In April, the sifting begins. The Committee members present about twenty semifinalists to the Academy, listen to their arguments, and lock themselves away to thoroughly study the proposals and narrow down the list to five finalists from whom the winner will emerge between September and October, voted by an absolute majority. Each Committee member must prepare a detailed report on their favorite candidate, and may rely on linguistic and literary experts for this. Discretion must be paramount in a series of meetings whose minutes remain secret for the next 50 years, although it has not always been the case.
Lately, the human factor has interfered with the chronological process, and in a significant way. In November 2017, 18 women accused French-born photographer Jean-Claude Arnault, married to veteran academic Katarina Frostenson, of sexual assault. The investigation, which resulted in a conviction, also revealed that the Academy funded the cultural center Forum, run by Arnault in Stockholm, a regular meeting point for the cream of the crop of the Swedish cultural scene, and that, as a result of these relationships, the photographer had leaked at least seven Nobel Prize in Literature winners between 2006 and 2016 to betting houses. Three academics resigned, including permanent secretary Sara Danius. The prize was suspended in 2018 for the first time since World War II. The Academy changed its statutes, and committee members now have a three-year term limit. Frostenson's seat, number 18, remains vacant to this day.

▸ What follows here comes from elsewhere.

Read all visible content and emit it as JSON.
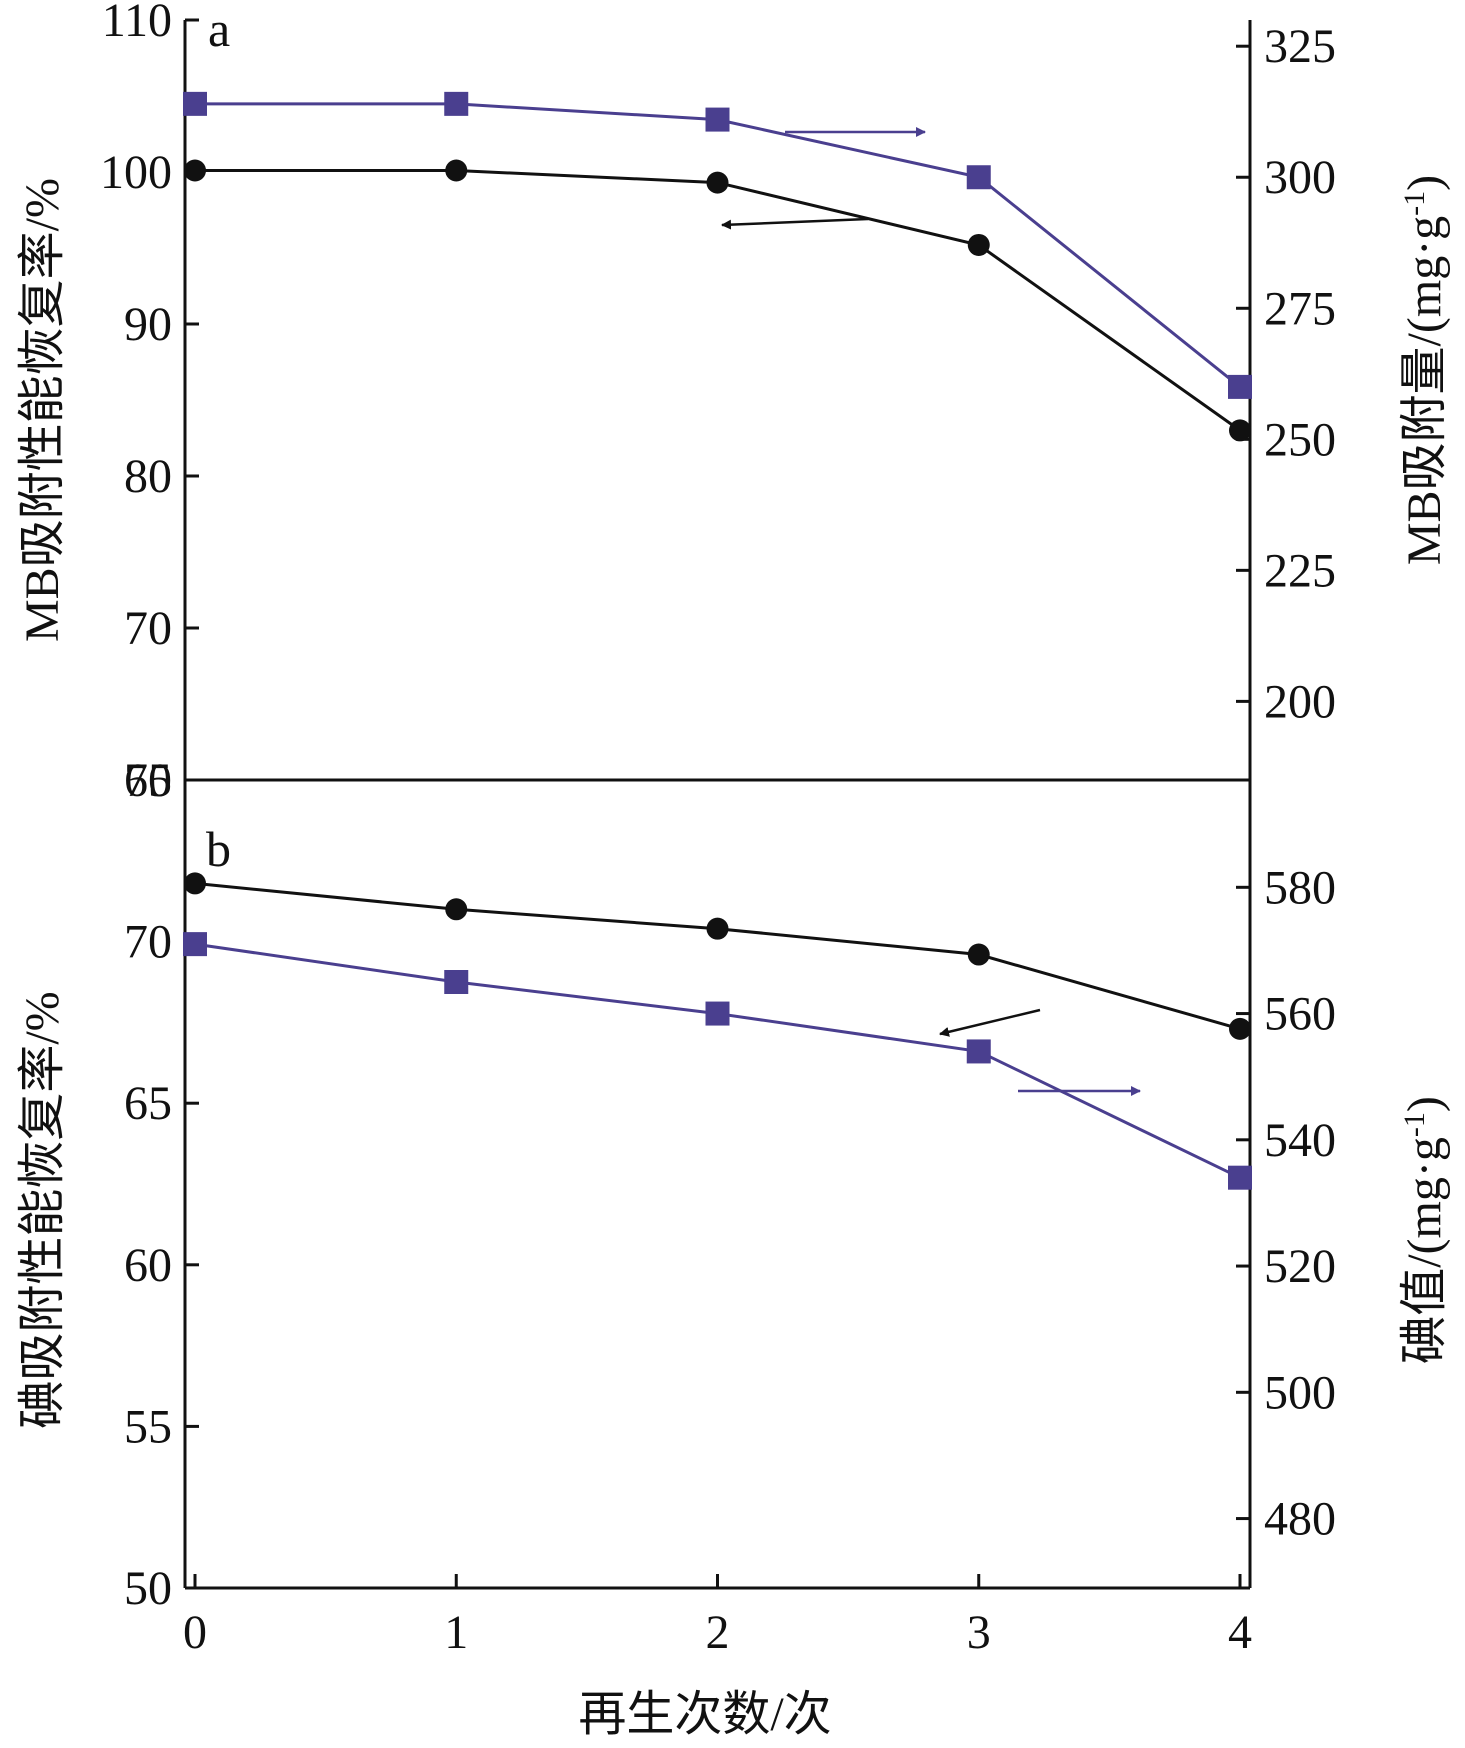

However, for Professor Aparicio Maydeu, the sexual scandal that shattered the international image of the Academy and made it a laughingstock has not had as much influence on the selection of the new Nobel Prize in Literature as the tsunami that occurred a couple of years earlier. "For me, the turning point came in 2016 when they awarded the prize to Bob Dylan," he asserts. "The Nobel Academy had been playing with marketing campaigns for some time, moving away from the norm in search of media attention, but that was a radical change in the rules of the game without warning the participants. The fact that the singer-songwriter himself didn't give it much importance shows they were wrong. Marketing campaigns don't always align well with the complexity of the world. Even less so with the literary world."